ECU Parking and Transportation Enforcement Supervisor Joshua Puckett said in an email statement that since the parking garage opened in 2019, ECU Parking and Transportation has always charged $1 an hour to park inside the garage. He said ECU Parking and Transportation reserves the right to allow customers, both permitted and hourly, to park for free when COVID-19 impacted campus operations in 2020.
Puckett said ECU Parking and Transportation also reserves the right to close the gates and resume normal operations as needed. However, both options must be limited, Puckett said, or ECU Parking and Transportation would not be able to operate, maintain or build new parking options for the campus community.
“ECU Parking and Transportation receives no state funding or tuition dollars to operate,” Puckett said. “Capital funds utilized to build, renovate, maintain and operate parking assets such as the (parking) garage or surface lots must come from revenue in the form of permits, events and hourly parking fees.”
As the university began to welcome back faculty, staff and students for the fall semester, Puckett said ECU Parking and Transportation transitioned the gates from free-flowing, or fully opened, back to the lowered position to resume normal garage operations. During the start of the semester, Puckett said ECU Parking and Transportation provided hassle-free parking options across campus for two weeks.
When ECU went fully virtual due to COVID-19, Puckett said ECU Parking and Transportation suspended citations in all student parking zones. ECU Parking and Transportation allowed students who needed to park outside of the normal 8 a.m. to 5 p.m. business hours the ability to temporarily park inside the garage, Puckett said. This was intended to allow students to access the student center, recreation center and the library temporarily without having to pay for parking, he said.
“After this two-week period, parking operations including enforcement and the garage resumed normal business operations. The parking garage is designed to be a short-term parking option for the campus community,” Puckett said.
False information was spread throughout the ECU student body that parking was free after 5 p.m. inside the garage, even before COVID-19, Puckett said. It was the false information, Puckett said, that led to the events of Sept. 7 evening. He said the simple explanation to the Sept. 7 event, was the welcome back grace period ended and the garage resumed normal operation.

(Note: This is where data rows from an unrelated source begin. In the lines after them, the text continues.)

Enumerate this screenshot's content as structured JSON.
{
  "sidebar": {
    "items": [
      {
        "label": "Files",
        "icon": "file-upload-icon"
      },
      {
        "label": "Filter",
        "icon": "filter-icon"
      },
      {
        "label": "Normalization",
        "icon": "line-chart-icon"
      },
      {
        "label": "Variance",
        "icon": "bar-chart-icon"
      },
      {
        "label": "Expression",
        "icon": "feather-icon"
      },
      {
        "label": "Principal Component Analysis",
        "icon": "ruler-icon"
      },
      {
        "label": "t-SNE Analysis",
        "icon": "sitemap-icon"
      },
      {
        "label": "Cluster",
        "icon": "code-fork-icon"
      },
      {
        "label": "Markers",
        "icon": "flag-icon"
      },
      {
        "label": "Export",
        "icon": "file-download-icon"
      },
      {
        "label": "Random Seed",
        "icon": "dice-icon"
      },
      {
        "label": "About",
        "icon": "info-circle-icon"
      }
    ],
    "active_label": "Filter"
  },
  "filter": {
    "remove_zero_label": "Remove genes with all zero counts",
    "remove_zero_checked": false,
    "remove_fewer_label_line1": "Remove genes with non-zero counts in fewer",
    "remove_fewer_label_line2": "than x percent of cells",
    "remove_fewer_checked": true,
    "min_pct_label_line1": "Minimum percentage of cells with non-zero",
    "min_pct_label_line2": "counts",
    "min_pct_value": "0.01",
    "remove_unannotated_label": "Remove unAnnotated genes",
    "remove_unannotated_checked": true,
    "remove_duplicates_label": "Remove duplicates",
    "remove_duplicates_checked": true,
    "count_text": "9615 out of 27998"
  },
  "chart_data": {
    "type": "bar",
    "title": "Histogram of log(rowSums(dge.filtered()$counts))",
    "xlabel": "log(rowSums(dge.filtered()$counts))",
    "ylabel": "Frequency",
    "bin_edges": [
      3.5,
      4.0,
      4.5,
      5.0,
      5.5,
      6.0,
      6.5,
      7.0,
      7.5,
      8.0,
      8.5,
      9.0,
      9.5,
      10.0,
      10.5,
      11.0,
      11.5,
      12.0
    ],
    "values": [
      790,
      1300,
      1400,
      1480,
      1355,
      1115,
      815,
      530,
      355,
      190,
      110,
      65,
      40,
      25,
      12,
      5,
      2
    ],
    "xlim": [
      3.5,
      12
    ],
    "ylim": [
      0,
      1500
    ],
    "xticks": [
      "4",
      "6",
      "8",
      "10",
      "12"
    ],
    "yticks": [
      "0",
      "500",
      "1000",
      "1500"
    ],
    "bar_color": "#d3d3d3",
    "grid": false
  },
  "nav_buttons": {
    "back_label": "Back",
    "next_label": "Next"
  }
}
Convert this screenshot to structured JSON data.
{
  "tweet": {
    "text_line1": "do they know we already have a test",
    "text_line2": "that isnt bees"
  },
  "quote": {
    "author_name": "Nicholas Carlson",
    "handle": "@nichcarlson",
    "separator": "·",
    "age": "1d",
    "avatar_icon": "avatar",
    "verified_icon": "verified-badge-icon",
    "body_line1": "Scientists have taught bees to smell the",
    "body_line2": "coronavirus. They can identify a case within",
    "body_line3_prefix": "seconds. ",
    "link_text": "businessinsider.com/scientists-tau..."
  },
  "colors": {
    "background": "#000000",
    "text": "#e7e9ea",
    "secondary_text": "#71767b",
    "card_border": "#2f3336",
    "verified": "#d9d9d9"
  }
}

Puckett said when there’s a large number of customers attempting to exit the garage at the same time, delays will occur. To reduce these delays, Puckett said the best option for students is to purchase a parking permit and then remain in their assigned residential or commuter parking lot and utilize ECU Transit to navigate campus.
“ECU Transit has COVID(-19) measures in place for both passengers and drivers that adhere to the university COVID-19 protocols,” Puckett said. “Moving forward, please remember the (parking) garage will be $1/hour 24/7.”
Mattie High, senior science education major, said the parking garage changing to its original service was inconvenient but understandable on the university’s part because they need the money. Even though the gates being open at 5 p.m. originally was convenient, High said, students took avantage of it.
High said on Sept. 13 the parking garage was backed up again around noon when she tried to exit the garage. She said everyone in the garage had to wait for 40 minutes until a police officer arrived and let people out without paying. The parking garage also did not allow any new people into the garage when it became backed up, according to High.
“I definitely think that the situation that happened last week (Sept. 7) is repeating itself,” High said. “It looked like they (ECU Parking) were working on one of the paid things and that everybody was being forced to go through just one, but then they got so backed up it was just dangerous.”